Luminor completes pan-Baltic pool with Lithuanian assets
Luminor Bank has added Lithuanian assets to its cover pool, following the addition of Latvian mortgage loans in September, meaning that it has completed the anticipated pan-Baltic cover pool that it promised when entering the market with its Estonian debut in March.
Luminor opened Baltic covered bond issuance in March with a €500m five year deal issued under Estonian legislation and with a cover pool that at the time comprised only Estonian mortgage loans.
However, the move was part of efforts to create a pan-Baltic covered bond market with the potential to achieve critical mass that the three countries might struggle to achieve individually, and although Estonia was the only one of the three Baltic states to have covered bond legislation in place, neighbours Latvia and Lithuania have also been working on legislation.
At the time of the issue, Luminor said that it would add mortgage loans to its cover pool from Latvia and Lithuania, and it has now done so, with the addition of Lithuanian assets coming after it on 7 September added a Latvian portfolio.
Kaire Husu, treasury and ALM, risk management and projects unit manager, Luminor Bank, told The CBR that the completion of the pan-Baltic cover pool represents a big step forward in improving the capital markets in the Baltic region.

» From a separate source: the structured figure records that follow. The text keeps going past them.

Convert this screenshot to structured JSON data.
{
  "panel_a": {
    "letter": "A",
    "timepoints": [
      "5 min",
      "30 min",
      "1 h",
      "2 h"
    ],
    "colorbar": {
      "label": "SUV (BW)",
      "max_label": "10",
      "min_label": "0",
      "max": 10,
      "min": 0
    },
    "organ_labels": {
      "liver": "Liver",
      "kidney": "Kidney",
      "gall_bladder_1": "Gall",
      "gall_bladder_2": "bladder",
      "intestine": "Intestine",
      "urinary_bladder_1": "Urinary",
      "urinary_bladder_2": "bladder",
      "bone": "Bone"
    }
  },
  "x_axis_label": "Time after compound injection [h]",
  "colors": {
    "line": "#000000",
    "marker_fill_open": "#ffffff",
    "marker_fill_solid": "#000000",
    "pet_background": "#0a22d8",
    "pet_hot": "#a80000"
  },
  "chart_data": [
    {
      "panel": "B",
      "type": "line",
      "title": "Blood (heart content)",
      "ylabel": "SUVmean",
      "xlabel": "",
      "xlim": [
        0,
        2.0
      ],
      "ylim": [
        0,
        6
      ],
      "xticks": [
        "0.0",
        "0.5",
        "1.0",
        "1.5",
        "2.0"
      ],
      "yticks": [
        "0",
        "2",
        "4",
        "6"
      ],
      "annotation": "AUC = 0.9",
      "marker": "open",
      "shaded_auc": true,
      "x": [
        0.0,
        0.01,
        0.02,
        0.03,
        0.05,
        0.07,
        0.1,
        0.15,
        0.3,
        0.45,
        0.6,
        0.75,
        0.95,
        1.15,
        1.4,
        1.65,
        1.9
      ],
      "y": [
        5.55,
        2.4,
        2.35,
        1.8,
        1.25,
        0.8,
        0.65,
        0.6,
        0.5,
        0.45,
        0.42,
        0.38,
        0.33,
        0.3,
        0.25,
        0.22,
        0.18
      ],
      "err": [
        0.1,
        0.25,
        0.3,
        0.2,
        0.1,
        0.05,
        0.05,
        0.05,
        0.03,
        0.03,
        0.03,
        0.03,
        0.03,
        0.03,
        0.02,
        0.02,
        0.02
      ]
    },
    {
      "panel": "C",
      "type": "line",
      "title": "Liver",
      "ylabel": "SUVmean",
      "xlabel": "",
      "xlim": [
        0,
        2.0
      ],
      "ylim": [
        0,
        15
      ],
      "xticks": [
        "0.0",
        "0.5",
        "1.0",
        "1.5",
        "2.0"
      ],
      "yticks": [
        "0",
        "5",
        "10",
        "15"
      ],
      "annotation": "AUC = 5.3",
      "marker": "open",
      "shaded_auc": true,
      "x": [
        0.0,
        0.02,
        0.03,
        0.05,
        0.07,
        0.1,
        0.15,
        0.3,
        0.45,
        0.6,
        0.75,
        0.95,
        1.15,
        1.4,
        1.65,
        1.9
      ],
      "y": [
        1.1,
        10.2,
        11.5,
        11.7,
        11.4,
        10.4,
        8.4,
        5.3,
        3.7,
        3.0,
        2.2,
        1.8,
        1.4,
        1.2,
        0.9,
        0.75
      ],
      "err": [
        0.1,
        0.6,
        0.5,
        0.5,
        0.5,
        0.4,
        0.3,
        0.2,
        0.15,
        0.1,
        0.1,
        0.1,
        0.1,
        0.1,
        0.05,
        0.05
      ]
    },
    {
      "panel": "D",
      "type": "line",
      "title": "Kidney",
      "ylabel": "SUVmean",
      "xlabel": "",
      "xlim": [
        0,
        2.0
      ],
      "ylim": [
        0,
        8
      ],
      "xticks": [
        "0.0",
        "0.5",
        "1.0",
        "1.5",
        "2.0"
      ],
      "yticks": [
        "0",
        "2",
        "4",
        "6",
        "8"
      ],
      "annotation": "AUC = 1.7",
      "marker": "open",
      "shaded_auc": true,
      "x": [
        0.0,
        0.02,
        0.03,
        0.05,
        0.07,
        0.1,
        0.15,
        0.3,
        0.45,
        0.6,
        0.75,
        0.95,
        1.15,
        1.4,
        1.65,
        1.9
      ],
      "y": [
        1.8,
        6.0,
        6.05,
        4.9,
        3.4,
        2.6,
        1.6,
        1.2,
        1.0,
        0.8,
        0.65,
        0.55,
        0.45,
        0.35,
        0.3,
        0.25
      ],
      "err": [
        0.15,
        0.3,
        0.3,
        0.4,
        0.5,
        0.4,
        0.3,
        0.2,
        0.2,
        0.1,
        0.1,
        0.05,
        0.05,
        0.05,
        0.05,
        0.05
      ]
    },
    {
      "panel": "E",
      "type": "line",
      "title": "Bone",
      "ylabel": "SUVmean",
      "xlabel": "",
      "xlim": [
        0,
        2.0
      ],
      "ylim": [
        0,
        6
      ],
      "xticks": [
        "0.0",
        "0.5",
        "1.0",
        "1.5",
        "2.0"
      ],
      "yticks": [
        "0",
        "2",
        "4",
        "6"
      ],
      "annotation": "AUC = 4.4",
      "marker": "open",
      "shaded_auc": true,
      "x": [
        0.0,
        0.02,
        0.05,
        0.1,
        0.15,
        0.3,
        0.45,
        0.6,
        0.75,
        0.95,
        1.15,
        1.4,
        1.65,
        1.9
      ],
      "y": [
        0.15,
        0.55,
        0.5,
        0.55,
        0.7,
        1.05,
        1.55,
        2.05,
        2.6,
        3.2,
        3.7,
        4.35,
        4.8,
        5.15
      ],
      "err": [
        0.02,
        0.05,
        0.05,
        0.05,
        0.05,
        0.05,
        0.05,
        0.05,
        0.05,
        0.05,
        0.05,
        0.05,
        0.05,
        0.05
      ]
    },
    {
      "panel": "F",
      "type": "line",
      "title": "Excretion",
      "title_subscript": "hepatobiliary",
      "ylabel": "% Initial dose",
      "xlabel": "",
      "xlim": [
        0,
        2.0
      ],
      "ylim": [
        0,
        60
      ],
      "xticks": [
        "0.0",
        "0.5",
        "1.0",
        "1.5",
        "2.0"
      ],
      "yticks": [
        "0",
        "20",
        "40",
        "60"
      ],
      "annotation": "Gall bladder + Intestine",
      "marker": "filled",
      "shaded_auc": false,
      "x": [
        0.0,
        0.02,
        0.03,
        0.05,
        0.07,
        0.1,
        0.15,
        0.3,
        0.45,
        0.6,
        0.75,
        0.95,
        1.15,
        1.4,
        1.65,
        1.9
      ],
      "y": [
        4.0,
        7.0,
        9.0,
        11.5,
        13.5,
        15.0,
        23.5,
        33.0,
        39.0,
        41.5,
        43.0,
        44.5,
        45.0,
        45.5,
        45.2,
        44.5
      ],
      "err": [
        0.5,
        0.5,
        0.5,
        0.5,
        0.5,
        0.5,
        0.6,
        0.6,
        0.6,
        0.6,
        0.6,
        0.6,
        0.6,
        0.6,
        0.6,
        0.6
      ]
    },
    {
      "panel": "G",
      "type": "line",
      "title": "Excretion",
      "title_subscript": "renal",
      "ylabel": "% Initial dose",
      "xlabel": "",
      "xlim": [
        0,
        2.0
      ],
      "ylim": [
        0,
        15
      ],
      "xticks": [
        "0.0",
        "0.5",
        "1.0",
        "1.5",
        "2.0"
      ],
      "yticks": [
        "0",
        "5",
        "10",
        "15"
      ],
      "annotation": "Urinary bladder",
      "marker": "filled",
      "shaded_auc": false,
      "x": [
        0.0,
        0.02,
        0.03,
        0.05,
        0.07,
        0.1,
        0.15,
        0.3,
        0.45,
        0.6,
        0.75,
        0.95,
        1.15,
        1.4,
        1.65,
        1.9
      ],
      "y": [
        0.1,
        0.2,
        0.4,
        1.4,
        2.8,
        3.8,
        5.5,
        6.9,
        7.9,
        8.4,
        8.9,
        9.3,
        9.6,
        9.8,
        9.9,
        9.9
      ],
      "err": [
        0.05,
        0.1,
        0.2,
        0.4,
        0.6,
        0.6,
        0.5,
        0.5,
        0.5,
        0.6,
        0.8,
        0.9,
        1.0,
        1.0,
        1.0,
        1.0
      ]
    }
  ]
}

According to Husu, Estonian loans now make up 32% of the cover pool, Latvian loans 29%, and Lithuanian loans 39%, although she noted this may change slightly over time. As of the second quarter, a higher share of Luminor Bank’s overall loan portfolio comprised lending in Lithuania (44%) and Latvia (30%) than Estonia (26%).
The cover pool now amounts to around €2.4bn.
Although not unprecedented, multi-jurisdictional residential mortgage cover pools are rare in the covered bond market.
As it did when Latvian loans were added, Moody’s today (Wednesday) affirmed the Aa1 rating of Luminor’s covered bonds upon the change to the cover pool.
“The credit quality of the Lithuanian assets, which account for 38.5% of the total cover pool, is relatively similar to the Estonian and Latvian assets, and the collateral score for the cover pool remains at 10.0%,” it said. “The overcollateralisation (OC) remains well above the OC consistent with the target rating.”
It said non-Estonian assets could cause technical and administrative problems if the cover pool separates from the issuer and authorities appoint a cover pool administrator, noting that:
(i) courts and authorities of the other Baltic countries may not recognise the power and capacity of the cover pool administrator and refuse actions the administrator requests. Certain authorities and third parties may require a power of attorney from Luminor to accept the cover pool administrator’s authority;
(ii) banking secrecy requirements without customers’ consent may hinder the cover pool administrator’s ability to perform its role in the other Baltic countries;
(iii) the transfer of a cover pool to another entity might be subject to Latvian Financial Services Authority approval.
However, the rating agency said that Luminor’s undertaking to co-operate with cover pool administrators and borrowers’ information disclosure consents mitigate these risks.